Barcelona Supercomputing Center Accelerates HPC

Intelligent allocation of data to Intel® Optane™ persistent memory stores more data close to CPU with fewer DIMMs.

Executive Summary
Antonio Peña, a senior researcher at Barcelona Supercomputing Center/Centro Nacional de Supercomputación (BSC) is heading development of new software tools and expanding the software ecosystem for 2nd Generation Intel® Xeon® Scalable processors and Intel® Optane™ persistent memory (Intel® Optane™ PMem). His work, under the Intel-BSC Exascale Lab, and in collaboration with the EPEEC project (European joint Effort toward a Highly Productive Programming Environ­ment for Heterogeneous Exascale Computing), is helping accelerate High Perfor­mance Computing (HPC) applications using heterogeneous memory architectures.

Peña is no stranger to High Performance Computing (HPC). At the U.S. Depart­ment of Energy's (DoE) Argonne National Laboratory (ANL) he contributed to projects that included accelerating Message Passing Interface (MPI)-based applica­tions, studying remote virtualized GPUs, and pioneering heterogeneous memory systems in HPC clusters. Under the direction of computer science director profes­sor Jesús Labarta and in close collaboration with Dr. Harald Servat and Marie-Christine Sawley from Intel, he continues to explore how to accelerate large HPC workloads by leveraging hierarchical memory systems. With Intel Optane PMem and 2nd Gen Intel Xeon Scalable processors, he is driving breakthrough architectures that enable high-performance workloads with large data sets on HPC clusters using less power than DRAM.

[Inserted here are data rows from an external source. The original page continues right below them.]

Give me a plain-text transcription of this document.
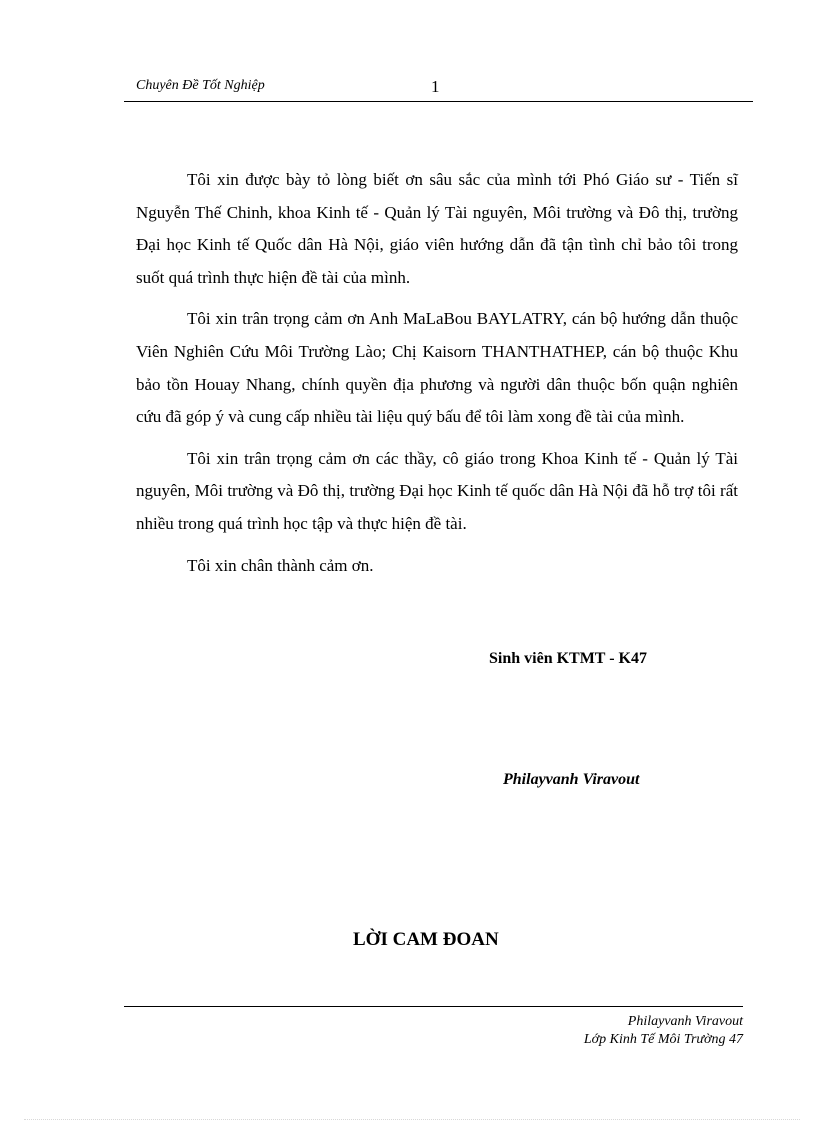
Chuyên Đề Tốt Nghiệp	1

Tôi xin được bày tỏ lòng biết ơn sâu sắc của mình tới Phó Giáo sư - Tiến sĩ Nguyễn Thế Chinh, khoa Kinh tế - Quản lý Tài nguyên, Môi trường và Đô thị, trường Đại học Kinh tế Quốc dân Hà Nội, giáo viên hướng dẫn đã tận tình chỉ bảo tôi trong suốt quá trình thực hiện đề tài của mình.

Tôi xin trân trọng cảm ơn Anh MaLaBou BAYLATRY, cán bộ hướng dẫn thuộc Viên Nghiên Cứu Môi Trường Lào; Chị Kaisorn THANTHATHEP, cán bộ thuộc Khu bảo tồn Houay Nhang, chính quyền địa phương và người dân thuộc bốn quận nghiên cứu đã góp ý và cung cấp nhiều tài liệu quý bấu để tôi làm xong đề tài của mình.

Tôi xin trân trọng cảm ơn các thầy, cô giáo trong Khoa Kinh tế - Quản lý Tài nguyên, Môi trường và Đô thị, trường Đại học Kinh tế quốc dân Hà Nội đã hỗ trợ tôi rất nhiều trong quá trình học tập và thực hiện đề tài.

Tôi xin chân thành cảm ơn.

Sinh viên KTMT - K47
Philayvanh Viravout
LỜI CAM ĐOAN
Philayvanh Viravout
Lớp Kinh Tế Môi Trường 47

"Right now, HPC applications are constrained by the amount of DRAM in the nodes and cluster," Peña explained. "They need more and more memory but adding larger and more DIMMs with the current technology is not feasible due to the power constraints on the overall system."

In today's large HPC clusters, main memory is typically sized between 2 and 3 GB per core to optimize performance. A study in 2016 showed that scores from High-Performance Linpack (HPL) runs tend to plateau around 2 GB of main memory in typical HPC systems.1 Indeed, the leading x 86-based clusters on the Top 500 list follow this trend. For example, BSC's MareNostrum 4, with 3,240 nodes (165,888 Intel® Xeon® Platinum 8160 processor cores), has 2 GB/core on all but a relatively few of the nodes. Two hundred sixteen of MareNostrum 4's nodes offer large memory capacity with 8 GB/core to accommodate much larger data sets. The same study predicted that as data sets expand and systems of the future continue to grow to very large clusters (e.g., one million cores), to reach as much as 99 percent of the ideal HPL performance will require per-core memory of 7 to 16 GB. That will have a large impact on server power consumption.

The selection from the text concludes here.